Thursday, April 23, 2015

Antiquarian Book News

Charles Rennie Mackintosh

A letter written by Charles Rennie Mackintosh to a young person is among a new collection of books donated to the Glasgow School of Art. The book is signed: “Your Friend, Uncle Tosh”. The letter written in 1898 has been donated to GSA and a further collection of some thirty books has also been donated from a school in Birmingham. Mackintosh was the architect of the world famous Mackintosh Building at the GSA which was ravaged by a disastrous fire last May.
———————————
Military History Auction

Military History Auction
Photographs, letters, ephemera and books

An online auction commencing at 19:00 ACST
Thursday 30 April 2015

Bidding Now Open | Click Here to View the Catalogue

A fine selection of rare and important photographs, letters, ephemera and books relating predominantly to the First World War, but including sections on 19th-century military history, the Boer War and the Second World War.

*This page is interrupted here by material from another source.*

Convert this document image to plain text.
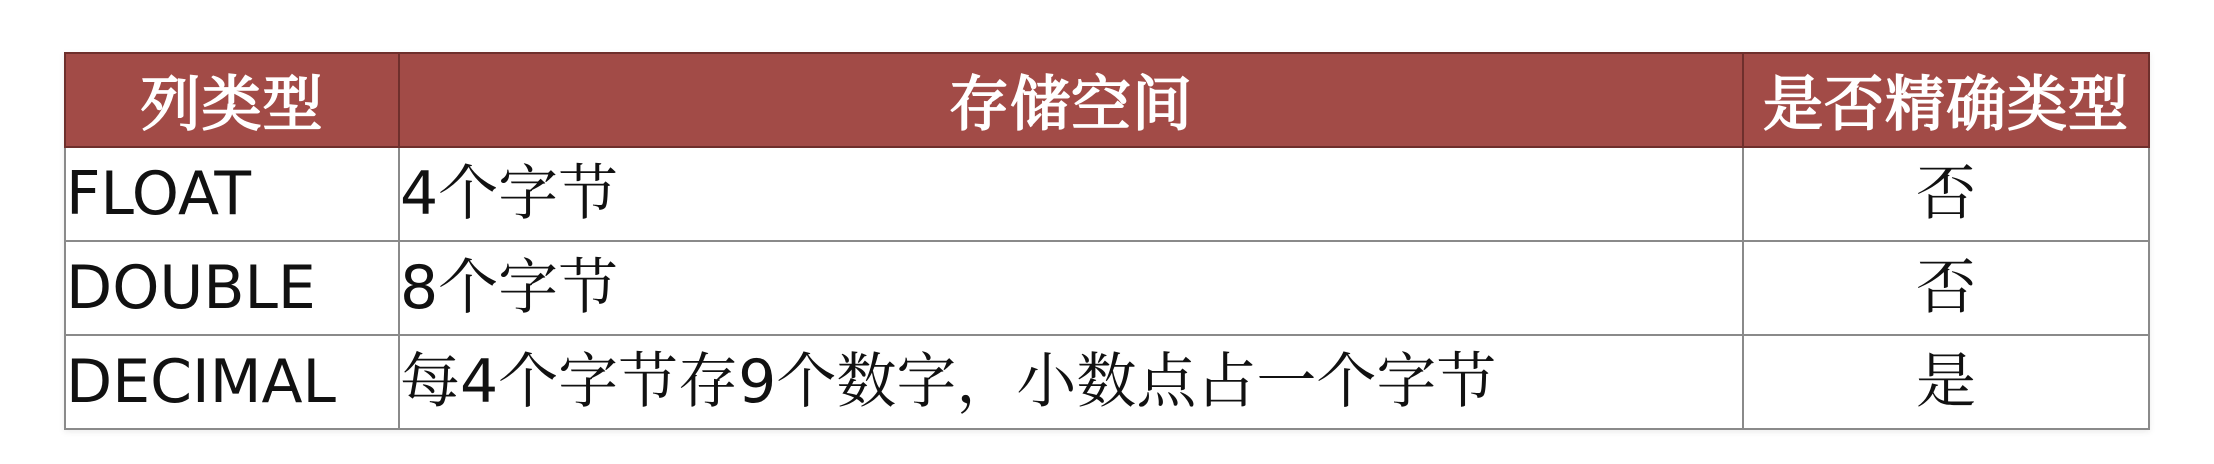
列类型	存储空间	是否精确类型
FLOAT	4个字节	否
DOUBLE	8个字节	否
DECIMAL	每4个字节存9个数字，小数点占一个字节	是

Highlights include a superb group of fifteen unrecorded panoramic photographs of Gallipoli, a collection of unique half-plate glass negatives featuring First World War Australian servicemen, a suite of graphic (and very candid) letters from an Australian soldier on the Western Front, and the identity tag of a prisoner of war of the Japanese in the Second World War.
———————————
QC donates books

The State Library of Victoria has been donated a collection of books and pamphlets: amongst which are some first-hand accounts of the execution of King Charles. These are valued at a little under $8 million. The collection also contains early editions of noted writers including Chaucer, Milton, Defoe, and Swift.

The library's head of rare books, Des Cowley, said that the collection's centrepiece was the huge array of extremely rare tracts and pamphlets printed during the English Civil War in the mid 17th century.

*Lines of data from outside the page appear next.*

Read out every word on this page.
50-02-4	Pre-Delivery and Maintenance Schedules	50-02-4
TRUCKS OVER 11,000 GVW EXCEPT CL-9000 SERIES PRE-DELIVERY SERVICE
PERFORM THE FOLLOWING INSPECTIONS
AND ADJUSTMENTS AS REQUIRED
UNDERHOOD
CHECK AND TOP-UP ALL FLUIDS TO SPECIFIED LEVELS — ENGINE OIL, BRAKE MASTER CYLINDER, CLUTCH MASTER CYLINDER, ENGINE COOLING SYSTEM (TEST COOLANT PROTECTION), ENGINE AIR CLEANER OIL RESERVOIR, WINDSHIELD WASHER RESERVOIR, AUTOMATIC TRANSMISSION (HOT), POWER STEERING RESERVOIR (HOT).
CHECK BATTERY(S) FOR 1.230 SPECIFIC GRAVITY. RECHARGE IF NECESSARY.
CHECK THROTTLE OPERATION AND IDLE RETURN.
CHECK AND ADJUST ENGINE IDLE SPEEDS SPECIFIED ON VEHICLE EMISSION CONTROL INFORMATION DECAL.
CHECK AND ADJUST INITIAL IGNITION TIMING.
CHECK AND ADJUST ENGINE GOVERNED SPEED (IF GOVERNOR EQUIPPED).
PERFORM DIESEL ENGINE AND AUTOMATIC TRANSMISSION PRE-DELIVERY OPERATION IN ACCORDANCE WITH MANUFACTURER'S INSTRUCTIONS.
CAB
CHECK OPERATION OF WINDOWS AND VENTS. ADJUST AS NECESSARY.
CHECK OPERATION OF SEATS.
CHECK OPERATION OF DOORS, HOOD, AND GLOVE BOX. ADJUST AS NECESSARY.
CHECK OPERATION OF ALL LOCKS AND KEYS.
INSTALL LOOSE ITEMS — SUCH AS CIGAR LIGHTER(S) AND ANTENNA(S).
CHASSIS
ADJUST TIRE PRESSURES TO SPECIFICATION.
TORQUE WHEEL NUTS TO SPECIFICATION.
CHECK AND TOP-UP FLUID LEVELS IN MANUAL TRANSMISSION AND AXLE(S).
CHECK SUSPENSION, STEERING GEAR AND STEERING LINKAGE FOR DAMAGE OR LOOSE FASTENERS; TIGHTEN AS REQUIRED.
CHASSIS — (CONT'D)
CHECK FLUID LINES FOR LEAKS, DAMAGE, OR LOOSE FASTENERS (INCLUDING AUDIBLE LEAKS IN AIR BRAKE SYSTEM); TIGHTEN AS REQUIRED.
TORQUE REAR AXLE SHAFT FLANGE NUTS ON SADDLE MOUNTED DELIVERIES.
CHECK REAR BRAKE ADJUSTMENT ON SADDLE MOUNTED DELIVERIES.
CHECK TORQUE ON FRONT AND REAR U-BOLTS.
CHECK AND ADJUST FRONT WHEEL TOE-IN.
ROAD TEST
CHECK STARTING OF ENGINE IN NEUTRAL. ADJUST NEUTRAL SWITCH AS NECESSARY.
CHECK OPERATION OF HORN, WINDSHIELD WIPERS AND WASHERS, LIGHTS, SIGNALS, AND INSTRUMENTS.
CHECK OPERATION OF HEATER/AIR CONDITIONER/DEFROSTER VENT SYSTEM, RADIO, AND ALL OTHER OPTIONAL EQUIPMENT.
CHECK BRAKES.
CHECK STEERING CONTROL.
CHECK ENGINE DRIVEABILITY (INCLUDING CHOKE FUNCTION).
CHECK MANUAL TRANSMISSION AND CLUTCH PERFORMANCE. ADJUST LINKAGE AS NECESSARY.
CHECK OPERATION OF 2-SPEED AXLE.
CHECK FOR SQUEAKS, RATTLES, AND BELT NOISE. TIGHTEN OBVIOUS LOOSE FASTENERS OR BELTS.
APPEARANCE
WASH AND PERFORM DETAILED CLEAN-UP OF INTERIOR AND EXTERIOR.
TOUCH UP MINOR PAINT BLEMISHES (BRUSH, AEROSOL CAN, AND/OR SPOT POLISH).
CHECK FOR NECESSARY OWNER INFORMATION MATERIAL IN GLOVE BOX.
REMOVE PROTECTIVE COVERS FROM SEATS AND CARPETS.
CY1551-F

The collection was donated to the library by Melbourne barrister John Emmerson, QC, after his death in August last year. Dr Emmerson began collecting books in the 1960s when he was studying nuclear physics at Oxford University. He continued buying books after he returned home to Melbourne in the 1970s as he started a new career as a barrister specialising in intellectual property.
———————————
A Pope disobeyed

In 1679 Pope Innocent XI ordered a book written by a Spanish Jesuit to be destroyed, but his orders were disobeyed as the  336-year-old work has turned up in a British store.

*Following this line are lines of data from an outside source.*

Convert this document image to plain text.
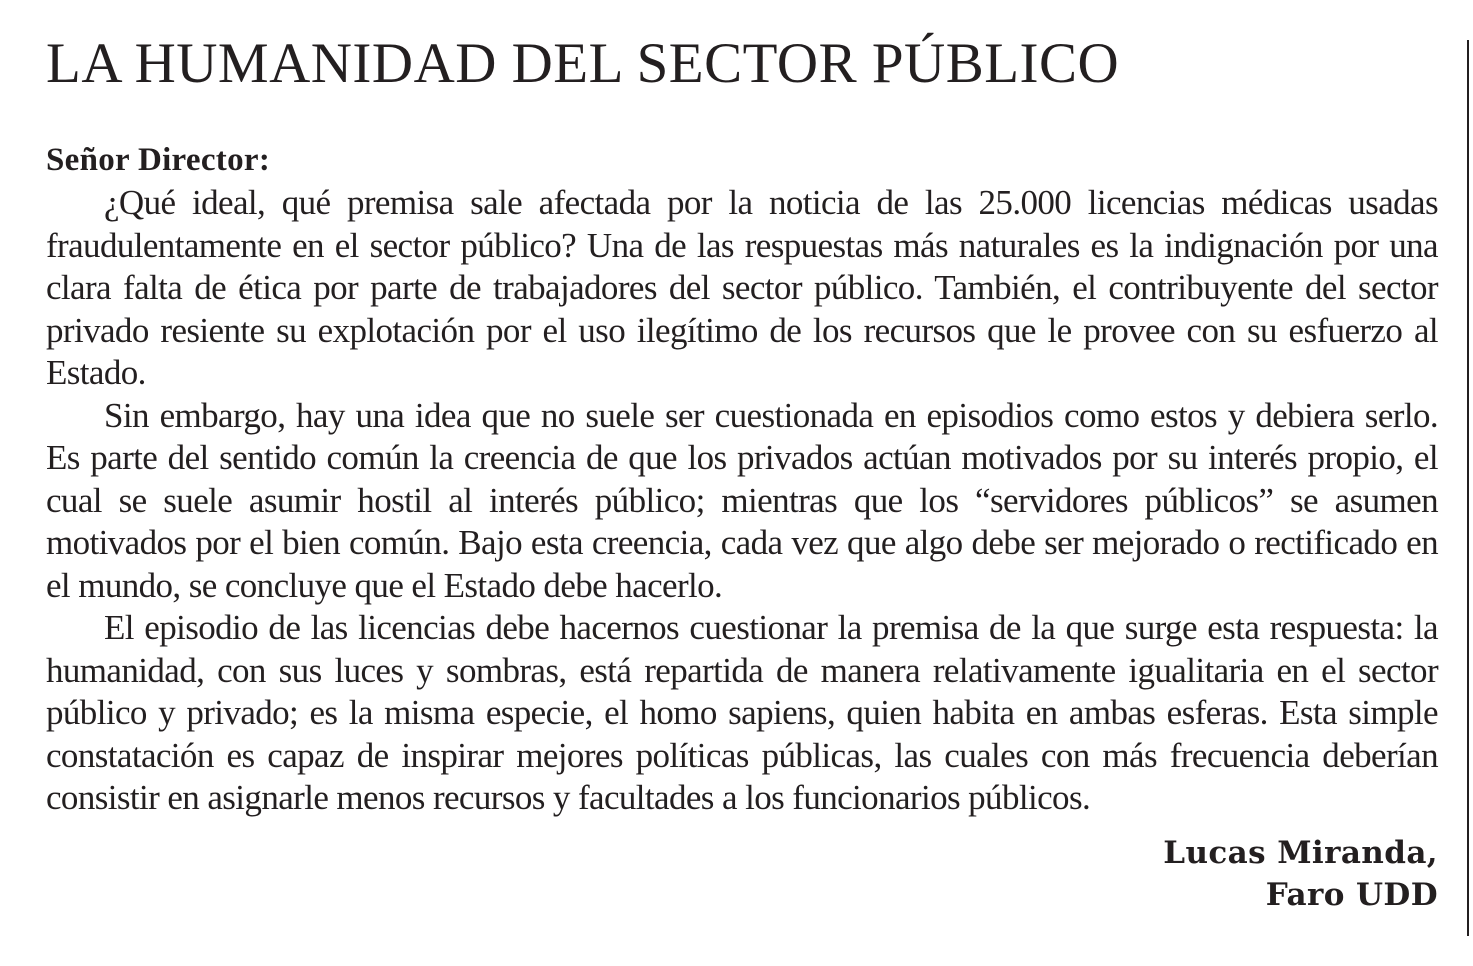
LA HUMANIDAD DEL SECTOR PÚBLICO
Señor Director:

¿Qué ideal, qué premisa sale afectada por la noticia de las 25.000 licencias médicas usadas fraudulentamente en el sector público? Una de las respuestas más naturales es la indignación por una clara falta de ética por parte de trabajadores del sector público. También, el contribuyente del sector privado resiente su explotación por el uso ilegítimo de los recursos que le provee con su esfuerzo al Estado.

Sin embargo, hay una idea que no suele ser cuestionada en episodios como estos y debiera serlo. Es parte del sentido común la creencia de que los privados actúan motivados por su interés propio, el cual se suele asumir hostil al interés público; mientras que los “servidores públicos” se asumen motivados por el bien común. Bajo esta creencia, cada vez que algo debe ser mejorado o rectificado en el mundo, se concluye que el Estado debe hacerlo.

El episodio de las licencias debe hacernos cuestionar la premisa de la que surge esta respuesta: la humanidad, con sus luces y sombras, está repartida de manera relativamente igualitaria en el sector público y privado; es la misma especie, el homo sapiens, quien habita en ambas esferas. Esta simple constatación es capaz de inspirar mejores políticas públicas, las cuales con más frecuencia deberían consistir en asignarle menos recursos y facultades a los funcionarios públicos.

Lucas Miranda,
Faro UDD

The dilapidated copy of Varia Opuscula Theologica  by Doctoris Francisco Suarez, written in Latin, contains a stamp which suggests that it was once held in a Rome library. Experts believe that it is possible that the book may have come from one of the famous Catholic colleges in Rome.


Rothschild Prayer Book


One of the world's most expensive illuminated manuscripts is now on display in Canberra. The $15.5 million Rothschild prayer book, owned by media mogul Kerry Stokes, has been unveiled at the National Library. The 150-page book, commissioned about 1505 by a member of the imperial court of the Netherlands, has hardly been seen by the public in 500 years.

The manuscript features full-page colour miniature drawings by masters of illumination, and was part of a collection of Nazi-confiscated treasures that was returned to the Rothschild banking dynasty by the Austrian government in 1999.